名古屋は昨年度大会、2回戦で新潟県代表のJAPANサッカーカレッジに敗れる不覚を取ったが、今年は宮崎県代表で九州リーグ所属のヴェロスクロノス都農と対戦した2回戦で3-0と、順当に勝って3回戦に進出。JリーグYBCルヴァンカップではすでに敗退している中、天皇杯はタイトルが狙える大会とあって、少なくとも下位カテゴリーのチームに敗れるわけにはいかない。
明治安田J1では現在、7勝7分9敗の勝点28で13位につける。

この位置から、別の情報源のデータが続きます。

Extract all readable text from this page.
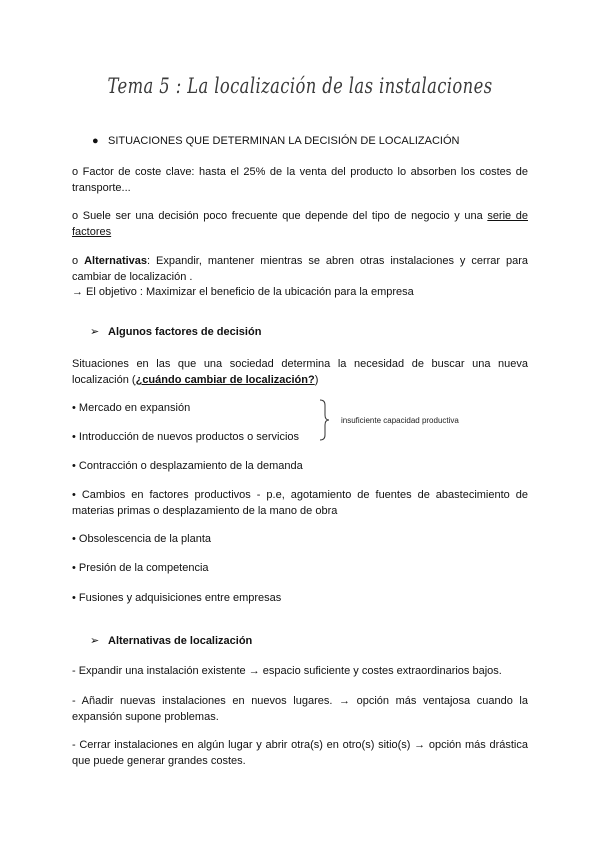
Tema 5 : La localización de las instalaciones
● SITUACIONES QUE DETERMINAN LA DECISIÓN DE LOCALIZACIÓN
o Factor de coste clave: hasta el 25% de la venta del producto lo absorben los costes de transporte...
o Suele ser una decisión poco frecuente que depende del tipo de negocio y una serie de factores
o Alternativas: Expandir, mantener mientras se abren otras instalaciones y cerrar para cambiar de localización .
→ El objetivo : Maximizar el beneficio de la ubicación para la empresa
➢ Algunos factores de decisión
Situaciones en las que una sociedad determina la necesidad de buscar una nueva localización (¿cuándo cambiar de localización?)
• Mercado en expansión
• Introducción de nuevos productos o servicios
insuficiente capacidad productiva
• Contracción o desplazamiento de la demanda
• Cambios en factores productivos - p.e, agotamiento de fuentes de abastecimiento de materias primas o desplazamiento de la mano de obra
• Obsolescencia de la planta
• Presión de la competencia
• Fusiones y adquisiciones entre empresas
➢ Alternativas de localización
- Expandir una instalación existente → espacio suficiente y costes extraordinarios bajos.
- Añadir nuevas instalaciones en nuevos lugares. → opción más ventajosa cuando la expansión supone problemas.
- Cerrar instalaciones en algún lugar y abrir otra(s) en otro(s) sitio(s) → opción más drástica que puede generar grandes costes.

5月以降は引き分けが多いものの、敗れたのは第20節・神戸戦のみとなっている。
韓国で開催中の東アジアE-1選手権決勝大会に出場している日本代表に、ピサノ アレックス幸冬堀尾と稲垣 祥の2人が選出されているほか、第22節・広島戦で2得点を挙げたマテウス カストロが7月5日に行われた第23節・東京V戦では負傷によって退いており、このゲームにどんな顔ぶれで臨むかは気になるところ。

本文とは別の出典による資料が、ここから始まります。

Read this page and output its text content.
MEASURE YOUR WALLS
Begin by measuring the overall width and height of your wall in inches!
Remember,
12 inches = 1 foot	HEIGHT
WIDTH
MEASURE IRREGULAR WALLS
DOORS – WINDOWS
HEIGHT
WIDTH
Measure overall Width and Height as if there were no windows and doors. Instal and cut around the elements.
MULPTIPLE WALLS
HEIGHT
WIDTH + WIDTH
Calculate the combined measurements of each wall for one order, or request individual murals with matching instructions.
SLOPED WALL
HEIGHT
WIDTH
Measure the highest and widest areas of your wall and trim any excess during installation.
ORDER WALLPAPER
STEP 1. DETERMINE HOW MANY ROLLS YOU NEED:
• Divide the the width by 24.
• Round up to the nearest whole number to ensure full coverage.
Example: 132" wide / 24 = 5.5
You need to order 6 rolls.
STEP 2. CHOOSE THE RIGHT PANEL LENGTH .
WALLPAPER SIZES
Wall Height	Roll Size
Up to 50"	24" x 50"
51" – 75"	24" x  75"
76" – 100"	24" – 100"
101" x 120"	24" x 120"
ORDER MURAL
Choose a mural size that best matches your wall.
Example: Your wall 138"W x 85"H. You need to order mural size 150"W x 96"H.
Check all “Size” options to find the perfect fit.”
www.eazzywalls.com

天皇杯2回戦の日程と同じく、直近のゲームからは10日空いており休養は十分と言えそうだが、一方で第24節・横浜FM戦が中3日で控えているため、一部主力を軸に、今後のリーグを見据えて若い選手を先発起用し、ゲーム展開に応じて主力を順次投入していく流れになるだろうか。
熊本ゆかりの選手は少ないが、武田 洋平が熊本県の大津高出身、シュミット ダニエルが2014年と2015年に熊本に在籍しており、縁のあるGK2人がそろってメンバー入りすれば、熊本のファンにとってはうれしい編成になる。

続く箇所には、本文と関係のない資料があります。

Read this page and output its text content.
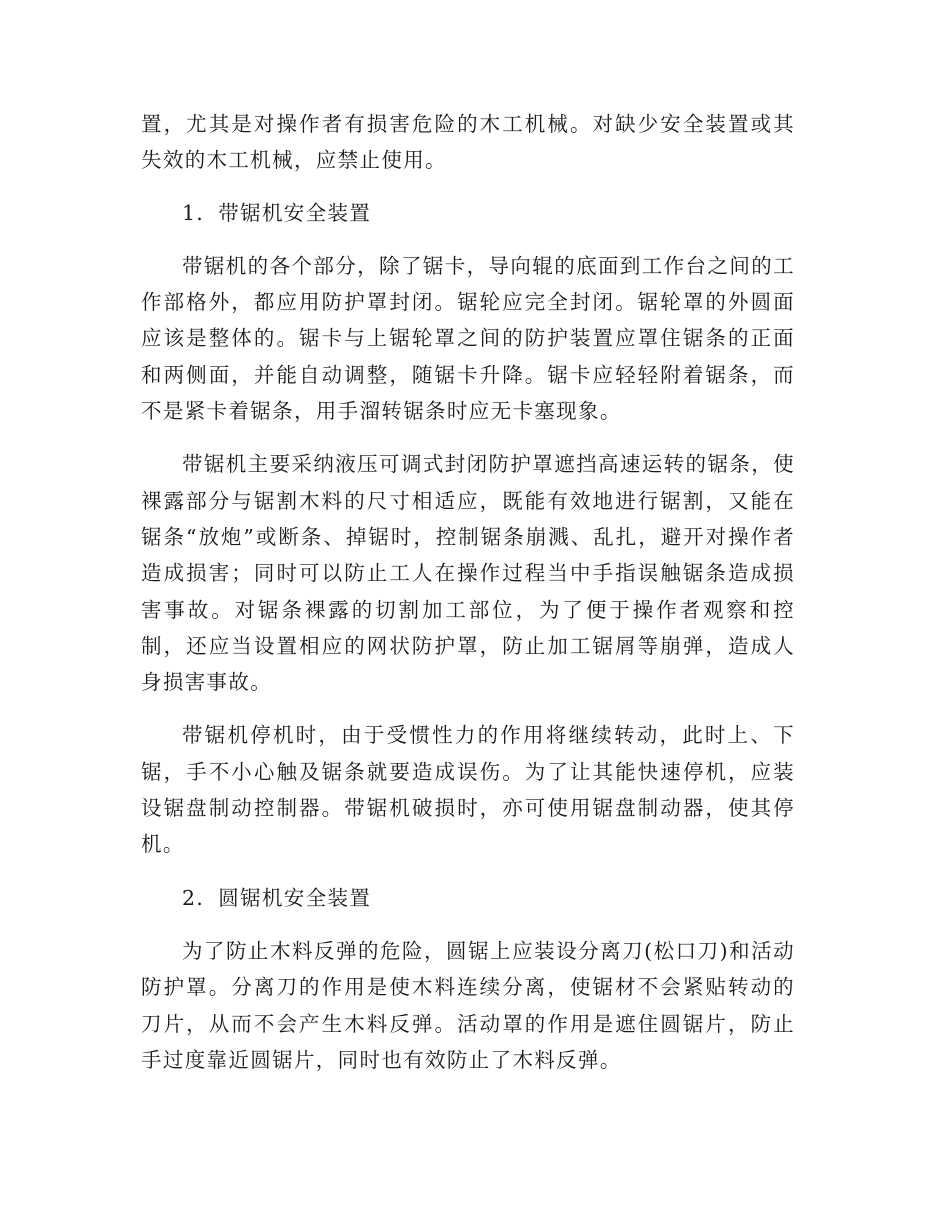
置，尤其是对操作者有损害危险的木工机械。对缺少安全装置或其失效的木工机械，应禁止使用。

1．带锯机安全装置

带锯机的各个部分，除了锯卡，导向辊的底面到工作台之间的工作部格外，都应用防护罩封闭。锯轮应完全封闭。锯轮罩的外圆面应该是整体的。锯卡与上锯轮罩之间的防护装置应罩住锯条的正面和两侧面，并能自动调整，随锯卡升降。锯卡应轻轻附着锯条，而不是紧卡着锯条，用手溜转锯条时应无卡塞现象。

带锯机主要采纳液压可调式封闭防护罩遮挡高速运转的锯条，使裸露部分与锯割木料的尺寸相适应，既能有效地进行锯割，又能在锯条“放炮”或断条、掉锯时，控制锯条崩溅、乱扎，避开对操作者造成损害；同时可以防止工人在操作过程当中手指误触锯条造成损害事故。对锯条裸露的切割加工部位，为了便于操作者观察和控制，还应当设置相应的网状防护罩，防止加工锯屑等崩弹，造成人身损害事故。

带锯机停机时，由于受惯性力的作用将继续转动，此时上、下锯，手不小心触及锯条就要造成误伤。为了让其能快速停机，应装设锯盘制动控制器。带锯机破损时，亦可使用锯盘制动器，使其停机。

2．圆锯机安全装置

为了防止木料反弹的危险，圆锯上应装设分离刀(松口刀)和活动防护罩。分离刀的作用是使木料连续分离，使锯材不会紧贴转动的刀片，从而不会产生木料反弹。活动罩的作用是遮住圆锯片，防止手过度靠近圆锯片，同时也有效防止了木料反弹。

対する熊本は、直近のJ2第23節・秋田戦から中3日と、ハードな日程でのゲームとなる。
リーグ戦では、第12節・千葉戦に引き分けて以降、終盤に失点を喫するなどして勝点を積めないゲームが続いた。そうした中、6月の天皇杯2回戦・千葉戦を延長、PK戦の末に勝ち切り、3回戦にコマを進めている。
この1勝によってその後のリーグ戦にもプラスの効果が生まれると思われたが、直後の第19節・甲府戦で引き分け、その後も長崎戦、札幌戦と3失点を喫して連敗。ホームに磐田を迎えた第22節は、高い位置でのボール奪取から神代 慶人、塩浜 遼がそれぞれ得点を挙げて11試合ぶりの勝利をつかんだ。しかし、同じ勝点21の秋田と対戦した第23節は、1-1で迎えた前半アディショナルタイムの3分間ほどで2点を奪われ、後半立ち上がりに古長谷 千博のゴールで1点差としたが勝点を取れず、降格圏の18位に降下した。
2回戦の千葉戦ではそれまでの流れを変えるべく、直近の試合から先発を7名入れ替えて臨んだ。このゲームでも再び、そうした判断で一部の選手を入れ替える可能性も十分ある。
リーグ戦では前後半の終了間際にゴールを許して勝点をこぼすゲームが目立つため、最後まで集中を切らさず戦えるかが1つの焦点。それ以前に、まずはJ1クラブ相手に自分たちが取り組んできたことをしっかり出せるかが問われる。
両者の対戦は、J2で戦った2017年以来8年ぶり。天皇杯では2012年度大会の4回戦で対戦して以来、13年ぶりとなる。お互い、中断明けのリーグ戦にはずみをつける意味でも、結果をつかみたい一戦だ。